Bruxelles, 02/04/2002 (Agence Europe) - Le Conseil de l'Union européenne a adopté quatre décisions en application de la directive 92/81 concernant l'harmonisation des structures des droits d'accises sur les huiles minérales, autorisant:
1) les Pays-Bas à appliquer, du 1er octobre 2002 au 31 décembre 2004, des taux différenciés de droits d'accises en faveur de l'essence à faible teneur en soufre (50 PPm), permettant une réduction maximale de 0,0136 euro par litre de carburant.
2) le Danemark à appliquer, du 1er février 2002 au 31 janvier 2008, un taux différencié de droits d'accises pour le fioul lourd et le fioul domestique utilisés par certaines entreprises, permettant une réduction maximale de 0,0095 euro par kg de fioul lourd et de 0,008 euro par litre de fioul domestique.
3) l'Italie à appliquer jusqu'au 30 juin 2004 un taux différencié de droits d'accises aux mélanges utilisés comme carburant comprenant 5 % ou 25 % de biodiesel. Les réductions d'accise ne pourront pas être supérieures au montant de l'accise qui serait dû sur le volume des biocarburants présent dans les produits qui peuvent bénéficier de ladite réduction.
4) la France à appliquer un taux différencié de droits d'accises sur des biocarburants (mélanges utilisés comme carburant: "essence/dérivés de l'alcool éthylique dont la composante alcool est d'origine agricole" et "gazole/esters méthyliques d'huiles végétales").

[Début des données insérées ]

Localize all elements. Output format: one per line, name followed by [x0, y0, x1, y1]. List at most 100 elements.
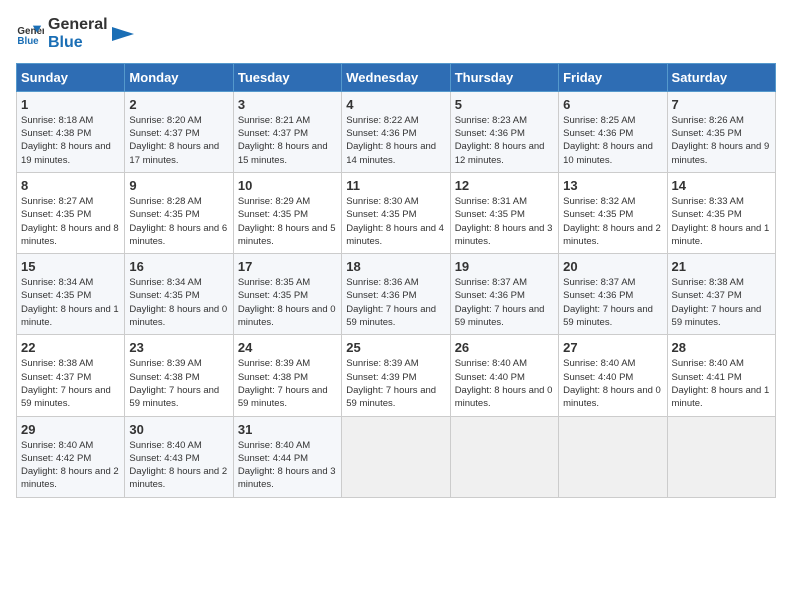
day-number: 1: [21, 97, 120, 112]
day-number: 15: [21, 259, 120, 274]
day-number: 6: [563, 97, 662, 112]
day-cell: 22 Sunrise: 8:38 AM Sunset: 4:37 PM Dayl…: [17, 335, 125, 416]
day-info: Sunrise: 8:26 AM Sunset: 4:35 PM Dayligh…: [672, 114, 771, 167]
week-row-3: 15 Sunrise: 8:34 AM Sunset: 4:35 PM Dayl…: [17, 254, 776, 335]
day-cell: 17 Sunrise: 8:35 AM Sunset: 4:35 PM Dayl…: [233, 254, 341, 335]
day-cell: 5 Sunrise: 8:23 AM Sunset: 4:36 PM Dayli…: [450, 91, 558, 172]
svg-text:Blue: Blue: [17, 36, 39, 47]
day-info: Sunrise: 8:21 AM Sunset: 4:37 PM Dayligh…: [238, 114, 337, 167]
day-number: 8: [21, 178, 120, 193]
day-info: Sunrise: 8:40 AM Sunset: 4:43 PM Dayligh…: [129, 439, 228, 492]
day-number: 3: [238, 97, 337, 112]
column-header-wednesday: Wednesday: [342, 63, 450, 91]
day-cell: 30 Sunrise: 8:40 AM Sunset: 4:43 PM Dayl…: [125, 416, 233, 497]
day-info: Sunrise: 8:20 AM Sunset: 4:37 PM Dayligh…: [129, 114, 228, 167]
day-number: 4: [346, 97, 445, 112]
day-cell: 29 Sunrise: 8:40 AM Sunset: 4:42 PM Dayl…: [17, 416, 125, 497]
day-cell: 20 Sunrise: 8:37 AM Sunset: 4:36 PM Dayl…: [559, 254, 667, 335]
day-cell: [559, 416, 667, 497]
week-row-2: 8 Sunrise: 8:27 AM Sunset: 4:35 PM Dayli…: [17, 172, 776, 253]
day-cell: 16 Sunrise: 8:34 AM Sunset: 4:35 PM Dayl…: [125, 254, 233, 335]
day-info: Sunrise: 8:40 AM Sunset: 4:41 PM Dayligh…: [672, 357, 771, 410]
calendar-table: SundayMondayTuesdayWednesdayThursdayFrid…: [16, 63, 776, 498]
day-info: Sunrise: 8:22 AM Sunset: 4:36 PM Dayligh…: [346, 114, 445, 167]
day-number: 7: [672, 97, 771, 112]
day-number: 12: [455, 178, 554, 193]
column-header-saturday: Saturday: [667, 63, 775, 91]
day-number: 31: [238, 422, 337, 437]
logo-blue: Blue: [48, 34, 108, 52]
day-number: 19: [455, 259, 554, 274]
day-number: 10: [238, 178, 337, 193]
day-number: 2: [129, 97, 228, 112]
day-number: 29: [21, 422, 120, 437]
day-info: Sunrise: 8:18 AM Sunset: 4:38 PM Dayligh…: [21, 114, 120, 167]
day-info: Sunrise: 8:37 AM Sunset: 4:36 PM Dayligh…: [563, 276, 662, 329]
day-number: 21: [672, 259, 771, 274]
week-row-1: 1 Sunrise: 8:18 AM Sunset: 4:38 PM Dayli…: [17, 91, 776, 172]
day-cell: 8 Sunrise: 8:27 AM Sunset: 4:35 PM Dayli…: [17, 172, 125, 253]
day-number: 11: [346, 178, 445, 193]
day-cell: 9 Sunrise: 8:28 AM Sunset: 4:35 PM Dayli…: [125, 172, 233, 253]
day-number: 24: [238, 340, 337, 355]
day-number: 9: [129, 178, 228, 193]
calendar-body: 1 Sunrise: 8:18 AM Sunset: 4:38 PM Dayli…: [17, 91, 776, 497]
day-cell: 2 Sunrise: 8:20 AM Sunset: 4:37 PM Dayli…: [125, 91, 233, 172]
week-row-4: 22 Sunrise: 8:38 AM Sunset: 4:37 PM Dayl…: [17, 335, 776, 416]
day-info: Sunrise: 8:25 AM Sunset: 4:36 PM Dayligh…: [563, 114, 662, 167]
page-header: General Blue General Blue: [16, 16, 776, 53]
day-info: Sunrise: 8:38 AM Sunset: 4:37 PM Dayligh…: [672, 276, 771, 329]
day-number: 30: [129, 422, 228, 437]
day-cell: 25 Sunrise: 8:39 AM Sunset: 4:39 PM Dayl…: [342, 335, 450, 416]
day-cell: 21 Sunrise: 8:38 AM Sunset: 4:37 PM Dayl…: [667, 254, 775, 335]
day-info: Sunrise: 8:34 AM Sunset: 4:35 PM Dayligh…: [129, 276, 228, 329]
day-info: Sunrise: 8:40 AM Sunset: 4:44 PM Dayligh…: [238, 439, 337, 492]
day-cell: 23 Sunrise: 8:39 AM Sunset: 4:38 PM Dayl…: [125, 335, 233, 416]
day-info: Sunrise: 8:36 AM Sunset: 4:36 PM Dayligh…: [346, 276, 445, 329]
calendar-header-row: SundayMondayTuesdayWednesdayThursdayFrid…: [17, 63, 776, 91]
day-cell: 7 Sunrise: 8:26 AM Sunset: 4:35 PM Dayli…: [667, 91, 775, 172]
day-number: 14: [672, 178, 771, 193]
day-info: Sunrise: 8:39 AM Sunset: 4:38 PM Dayligh…: [238, 357, 337, 410]
day-info: Sunrise: 8:33 AM Sunset: 4:35 PM Dayligh…: [672, 195, 771, 248]
column-header-friday: Friday: [559, 63, 667, 91]
day-info: Sunrise: 8:27 AM Sunset: 4:35 PM Dayligh…: [21, 195, 120, 248]
day-info: Sunrise: 8:39 AM Sunset: 4:38 PM Dayligh…: [129, 357, 228, 410]
day-info: Sunrise: 8:29 AM Sunset: 4:35 PM Dayligh…: [238, 195, 337, 248]
column-header-monday: Monday: [125, 63, 233, 91]
day-cell: 19 Sunrise: 8:37 AM Sunset: 4:36 PM Dayl…: [450, 254, 558, 335]
logo: General Blue General Blue: [16, 16, 134, 53]
day-cell: 1 Sunrise: 8:18 AM Sunset: 4:38 PM Dayli…: [17, 91, 125, 172]
day-number: 26: [455, 340, 554, 355]
day-number: 20: [563, 259, 662, 274]
day-cell: 4 Sunrise: 8:22 AM Sunset: 4:36 PM Dayli…: [342, 91, 450, 172]
day-cell: 3 Sunrise: 8:21 AM Sunset: 4:37 PM Dayli…: [233, 91, 341, 172]
day-number: 13: [563, 178, 662, 193]
day-cell: 13 Sunrise: 8:32 AM Sunset: 4:35 PM Dayl…: [559, 172, 667, 253]
day-cell: 24 Sunrise: 8:39 AM Sunset: 4:38 PM Dayl…: [233, 335, 341, 416]
day-cell: 15 Sunrise: 8:34 AM Sunset: 4:35 PM Dayl…: [17, 254, 125, 335]
logo-arrow-icon: [112, 23, 134, 45]
day-number: 23: [129, 340, 228, 355]
day-number: 22: [21, 340, 120, 355]
day-cell: 28 Sunrise: 8:40 AM Sunset: 4:41 PM Dayl…: [667, 335, 775, 416]
day-info: Sunrise: 8:34 AM Sunset: 4:35 PM Dayligh…: [21, 276, 120, 329]
logo-icon: General Blue: [16, 20, 44, 48]
day-info: Sunrise: 8:40 AM Sunset: 4:42 PM Dayligh…: [21, 439, 120, 492]
day-info: Sunrise: 8:23 AM Sunset: 4:36 PM Dayligh…: [455, 114, 554, 167]
day-info: Sunrise: 8:35 AM Sunset: 4:35 PM Dayligh…: [238, 276, 337, 329]
day-number: 25: [346, 340, 445, 355]
day-cell: 18 Sunrise: 8:36 AM Sunset: 4:36 PM Dayl…: [342, 254, 450, 335]
day-cell: 26 Sunrise: 8:40 AM Sunset: 4:40 PM Dayl…: [450, 335, 558, 416]
day-number: 28: [672, 340, 771, 355]
day-info: Sunrise: 8:28 AM Sunset: 4:35 PM Dayligh…: [129, 195, 228, 248]
day-cell: [342, 416, 450, 497]
week-row-5: 29 Sunrise: 8:40 AM Sunset: 4:42 PM Dayl…: [17, 416, 776, 497]
day-info: Sunrise: 8:40 AM Sunset: 4:40 PM Dayligh…: [455, 357, 554, 410]
day-cell: [667, 416, 775, 497]
day-number: 18: [346, 259, 445, 274]
column-header-tuesday: Tuesday: [233, 63, 341, 91]
day-cell: [450, 416, 558, 497]
day-info: Sunrise: 8:40 AM Sunset: 4:40 PM Dayligh…: [563, 357, 662, 410]
day-cell: 14 Sunrise: 8:33 AM Sunset: 4:35 PM Dayl…: [667, 172, 775, 253]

Les autorités françaises doivent donner leur agrément aux unités de production des biocarburants en question au plus tard le 31 décembre 2003. Ces agréments ont une durée de validité non renouvelable de maximum 6 ans à partir de la date de délivrance de l'agrément.

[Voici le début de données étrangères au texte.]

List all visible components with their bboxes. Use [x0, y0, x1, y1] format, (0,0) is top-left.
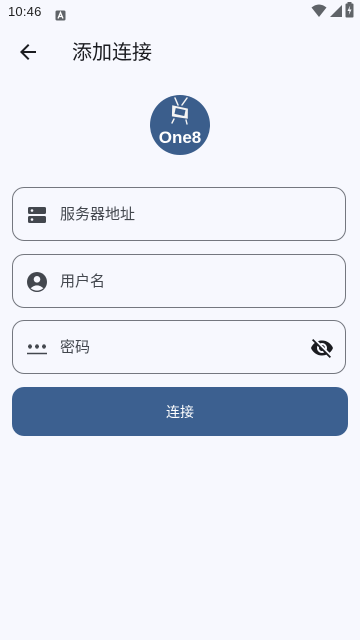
password-field[interactable]: 密码	[12, 320, 346, 374]
logo-text: One8	[159, 128, 202, 147]
password-placeholder: 密码	[60, 338, 91, 356]
connect-button-label: 连接	[166, 404, 194, 421]
account-circle-icon	[26, 271, 48, 293]
notification-a-icon	[55, 6, 66, 25]
signal-icon	[329, 3, 343, 22]
password-dots-icon	[26, 337, 48, 359]
server-icon	[26, 204, 48, 226]
status-time: 10:46	[8, 4, 42, 19]
status-icons	[311, 2, 354, 22]
wifi-icon	[311, 3, 327, 22]
status-bar: 10:46	[0, 0, 360, 24]
tv-logo-icon: One8	[150, 95, 210, 155]
app-logo: One8	[150, 95, 210, 155]
username-field[interactable]: 用户名	[12, 254, 346, 308]
arrow-back-icon	[20, 44, 36, 60]
page-title: 添加连接	[72, 40, 152, 64]
username-placeholder: 用户名	[60, 272, 106, 290]
connect-button[interactable]: 连接	[12, 387, 348, 436]
app-bar: 添加连接	[0, 24, 360, 80]
back-button[interactable]	[16, 40, 40, 64]
server-address-placeholder: 服务器地址	[60, 205, 136, 223]
visibility-off-icon[interactable]	[310, 336, 334, 360]
battery-charging-icon	[345, 2, 354, 22]
server-address-field[interactable]: 服务器地址	[12, 187, 346, 241]
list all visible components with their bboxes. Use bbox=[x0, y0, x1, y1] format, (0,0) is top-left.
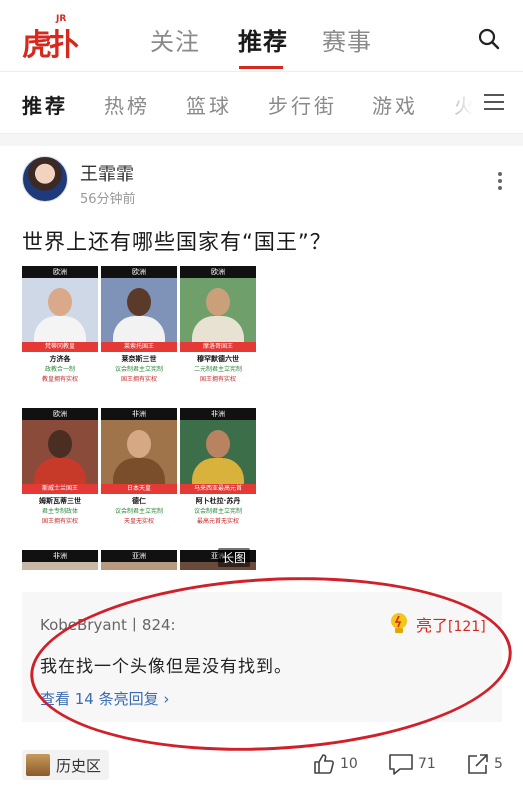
card-region: 非洲 bbox=[180, 408, 256, 420]
comment-icon bbox=[389, 754, 413, 775]
category-fade bbox=[440, 72, 523, 133]
card-title: 莱索托国王 bbox=[101, 342, 177, 352]
thumbs-up-icon bbox=[314, 754, 334, 774]
card-region: 亚洲 bbox=[101, 550, 177, 562]
comment-count: 71 bbox=[418, 756, 436, 772]
king-card: 欧洲 斯威士兰国王 姆斯瓦蒂三世 君主专制政体 国王拥有实权 bbox=[22, 408, 98, 527]
light-label: 亮了 bbox=[416, 616, 449, 635]
category-games[interactable]: 游戏 bbox=[372, 90, 418, 119]
post-time: 56分钟前 bbox=[80, 192, 136, 207]
search-icon[interactable] bbox=[478, 28, 500, 50]
comment-text: 我在找一个头像但是没有找到。 bbox=[40, 657, 292, 677]
long-image-badge: 长图 bbox=[218, 548, 251, 567]
card-region: 欧洲 bbox=[101, 266, 177, 278]
chevron-right-icon: › bbox=[158, 690, 170, 708]
portrait-image bbox=[22, 420, 98, 484]
portrait-image bbox=[22, 278, 98, 342]
card-title: 斯威士兰国王 bbox=[22, 484, 98, 494]
king-card: 非洲 马来西亚最高元首 阿卜杜拉·苏丹 议会制君主立宪制 最高元首无实权 bbox=[180, 408, 256, 527]
card-line: 教皇拥有实权 bbox=[41, 376, 78, 383]
post-title[interactable]: 世界上还有哪些国家有“国王”？ bbox=[22, 226, 332, 256]
light-button[interactable]: 亮了[121] bbox=[416, 612, 486, 636]
card-name: 莱奈斯三世 bbox=[121, 355, 157, 363]
share-icon bbox=[468, 754, 488, 774]
active-tab-indicator bbox=[239, 66, 283, 69]
category-recommend[interactable]: 推荐 bbox=[22, 90, 68, 119]
replies-label: 查看 14 条亮回复 bbox=[40, 690, 159, 708]
portrait-image bbox=[180, 278, 256, 342]
tab-follow[interactable]: 关注 bbox=[150, 22, 200, 57]
card-line: 议会制君主立宪制 bbox=[114, 508, 163, 515]
king-card: 欧洲 莱索托国王 莱奈斯三世 议会制君主立宪制 国王拥有实权 bbox=[101, 266, 177, 385]
light-count: [121] bbox=[448, 619, 486, 635]
portrait-image bbox=[101, 420, 177, 484]
topic-label: 历史区 bbox=[56, 756, 102, 775]
card-line: 天皇无实权 bbox=[123, 518, 154, 525]
portrait-image bbox=[101, 562, 177, 570]
card-region: 非洲 bbox=[22, 550, 98, 562]
card-title: 日本天皇 bbox=[101, 484, 177, 494]
card-region: 欧洲 bbox=[22, 408, 98, 420]
share-count: 5 bbox=[494, 756, 503, 772]
card-line: 国王拥有实权 bbox=[120, 376, 157, 383]
logo-badge: JR bbox=[56, 14, 67, 24]
topic-tag[interactable]: 历史区 bbox=[22, 750, 110, 780]
section-separator bbox=[0, 134, 523, 146]
menu-icon[interactable] bbox=[484, 94, 504, 112]
like-count: 10 bbox=[340, 756, 358, 772]
portrait-image bbox=[180, 420, 256, 484]
post-image[interactable]: 欧洲 梵蒂冈教皇 方济各 政教合一制 教皇拥有实权 欧洲 莱索托国王 莱奈斯三世… bbox=[22, 266, 256, 570]
highlight-comment[interactable]: KobeBryant丨824: 亮了[121] 我在找一个头像但是没有找到。 查… bbox=[22, 592, 502, 722]
card-region: 欧洲 bbox=[180, 266, 256, 278]
top-header: 虎扑 JR 关注 推荐 赛事 bbox=[0, 0, 523, 72]
like-button[interactable]: 10 bbox=[312, 752, 358, 776]
lightbulb-icon[interactable] bbox=[388, 612, 410, 636]
card-title: 摩洛哥国王 bbox=[180, 342, 256, 352]
card-line: 国王拥有实权 bbox=[199, 376, 236, 383]
view-replies-link[interactable]: 查看 14 条亮回复 › bbox=[40, 688, 169, 709]
card-line: 议会制君主立宪制 bbox=[193, 508, 242, 515]
card-line: 议会制君主立宪制 bbox=[114, 366, 163, 373]
comment-user[interactable]: KobeBryant丨824: bbox=[40, 614, 176, 635]
card-line: 最高元首无实权 bbox=[196, 518, 239, 525]
card-name: 阿卜杜拉·苏丹 bbox=[195, 497, 241, 505]
card-region: 非洲 bbox=[101, 408, 177, 420]
portrait-image bbox=[101, 278, 177, 342]
card-title: 马来西亚最高元首 bbox=[180, 484, 256, 494]
card-line: 君主专制政体 bbox=[41, 508, 78, 515]
card-name: 方济各 bbox=[49, 355, 71, 363]
logo-text: 虎扑 bbox=[22, 28, 79, 63]
author-avatar[interactable] bbox=[22, 156, 68, 202]
king-card: 非洲 bbox=[22, 550, 98, 570]
card-line: 二元制君主立宪制 bbox=[193, 366, 242, 373]
card-line: 政教合一制 bbox=[44, 366, 75, 373]
category-hot[interactable]: 热榜 bbox=[104, 90, 150, 119]
hupu-logo[interactable]: 虎扑 JR bbox=[22, 14, 79, 63]
category-bar: 推荐 热榜 篮球 步行街 游戏 火 bbox=[0, 72, 523, 134]
tab-matches[interactable]: 赛事 bbox=[322, 22, 372, 57]
category-street[interactable]: 步行街 bbox=[268, 90, 337, 119]
card-title: 梵蒂冈教皇 bbox=[22, 342, 98, 352]
card-name: 德仁 bbox=[132, 497, 146, 505]
card-line: 国王拥有实权 bbox=[41, 518, 78, 525]
category-basketball[interactable]: 篮球 bbox=[186, 90, 232, 119]
card-name: 姆斯瓦蒂三世 bbox=[39, 497, 81, 505]
share-button[interactable]: 5 bbox=[466, 752, 503, 776]
more-options-icon[interactable] bbox=[498, 172, 504, 194]
king-card: 亚洲 bbox=[101, 550, 177, 570]
card-name: 穆罕默德六世 bbox=[197, 355, 239, 363]
portrait-image bbox=[22, 562, 98, 570]
king-card: 欧洲 梵蒂冈教皇 方济各 政教合一制 教皇拥有实权 bbox=[22, 266, 98, 385]
king-card: 非洲 日本天皇 德仁 议会制君主立宪制 天皇无实权 bbox=[101, 408, 177, 527]
tab-recommend[interactable]: 推荐 bbox=[238, 22, 288, 57]
topic-thumbnail bbox=[26, 754, 50, 776]
king-card: 欧洲 摩洛哥国王 穆罕默德六世 二元制君主立宪制 国王拥有实权 bbox=[180, 266, 256, 385]
comment-button[interactable]: 71 bbox=[388, 752, 436, 776]
card-region: 欧洲 bbox=[22, 266, 98, 278]
author-name[interactable]: 王霏霏 bbox=[80, 160, 134, 186]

La Fédération française des producteurs d'oléagineux et de protéagineux (FOP) a estimé dans un communiqué de presse qu'en accordant au « diester » (biocarburant pour moteurs diesel employé en mélange du gasoil) la possibilité de bénéficier d'une fiscalité spécifique en Italie et en France (et bientôt au Royaume-Uni), l'UE « reconnaît officiellement le rôle clé de ce biocarburant pour la sécurité de ses approvisionnements énergétiques et pour la protection de l'environnement ». Le FOP attend maintenant que les pouvoirs publics français délivrent aux fabricants de ces produits « l'agrément promis il y a déjà deux ans ».